My Python program was extremely well received at work!

https://www.youtube.com/watch?v=Wd30dz17Zx8&feature=youtu.be&t=72

let me tell you how this is going to go down. You are going to find out pretty quickly that there is all kinds of work done at your company that can be reduced to a python scripts. You'll start writing really decent python, but you won't use git (and you'll find out none of your programmer buds do either) and you won't adequately document your work. Your colleagues will start to hate you, slowly but surely because you'll make them look like dumbo dinosaurs or you'll automate their jobs away. You'll be like the musician in this mgmt music video, discovering the great depth of general hostility of his peers when they're roused from indifference to notice your little magic tricks https://youtu.be/tmozGmGoJuw?t=70

the IT guys will hate you the most. They'll mire your process improvements in change-management approval processes that will never complete. Do you really think they're going to be happy having you show them up to be a bunch of outdated, inadequate dolts? They make their bread by being incomprehensible and you are treading into their turf and taking the magic away. If they're nice they'll try to make you a business analyst and make you write documentation specs which require a lot more verbiage and leave a lot more room for misinterpretation than a few lines of python would. If they're mean they'll give your team viewer credentials to your colleagues and show them how to remote into your machine while you work to screw up your stuff or if you're taking your laptop home and connecting to your wireless network they'll remote in and do ARP spoofing and share all the porn sites you're visiting with your peers in private facebook groups. When you quit and go to the next company, they'll invite your colleagues and bosses over there to the same facebook groups. It is extremely easy to destroy people's lives in the 21st century and you're going to learn how much other people love to see you fail.

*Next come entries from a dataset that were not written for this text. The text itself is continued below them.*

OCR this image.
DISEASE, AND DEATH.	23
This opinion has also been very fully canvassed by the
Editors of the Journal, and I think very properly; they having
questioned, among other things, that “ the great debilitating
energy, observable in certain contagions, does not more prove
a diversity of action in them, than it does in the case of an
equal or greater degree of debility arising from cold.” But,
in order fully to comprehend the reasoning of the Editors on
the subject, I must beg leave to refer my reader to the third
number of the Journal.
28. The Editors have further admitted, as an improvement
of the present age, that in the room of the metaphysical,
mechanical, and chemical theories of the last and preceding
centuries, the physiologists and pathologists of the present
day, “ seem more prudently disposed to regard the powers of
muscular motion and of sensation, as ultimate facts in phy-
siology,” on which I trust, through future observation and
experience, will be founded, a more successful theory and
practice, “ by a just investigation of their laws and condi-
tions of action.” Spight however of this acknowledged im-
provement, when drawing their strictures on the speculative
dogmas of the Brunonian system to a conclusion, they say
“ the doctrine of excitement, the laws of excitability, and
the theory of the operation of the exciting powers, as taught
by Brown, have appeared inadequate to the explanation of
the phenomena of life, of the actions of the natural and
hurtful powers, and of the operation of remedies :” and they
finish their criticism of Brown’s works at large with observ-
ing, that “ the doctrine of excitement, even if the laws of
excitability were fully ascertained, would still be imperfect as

Your manager might love you at first if they actually care about the work being done there, but this goodwill (which you shouldn't take for granted - middle managers predominantly exist to stabilize processes and make sure things run predictably and smoothly) will erode away too as you reveal to them that every business problem can be solved with some programming they never learned. That's a direct threat to their authority and control.

Eventually you'll quit in exasperation and live under a bridge doing upwork contracts and trying to get ETH for bounties with gitcoin. You'll think Haskell is cool. You'll learn to hate your species (just assume you're wrong about them in ways you can't see yet) until you discover you're not alone and that the best of us are actually improving the world. Have mercy with others and yourself: there is nothing worse that anybody can do to you or that you can do to anybody than what must happen to all of us anyway: each one of us will ultimately surrender everything we know and love when we die or else see those things perish before and we will all die. The amount of time we're alive is trivial compared to the amount of time you're unborn or dead so suicide is really totally pointless even if your life isn't worth living anymore. There are clouds and birds and you can write python.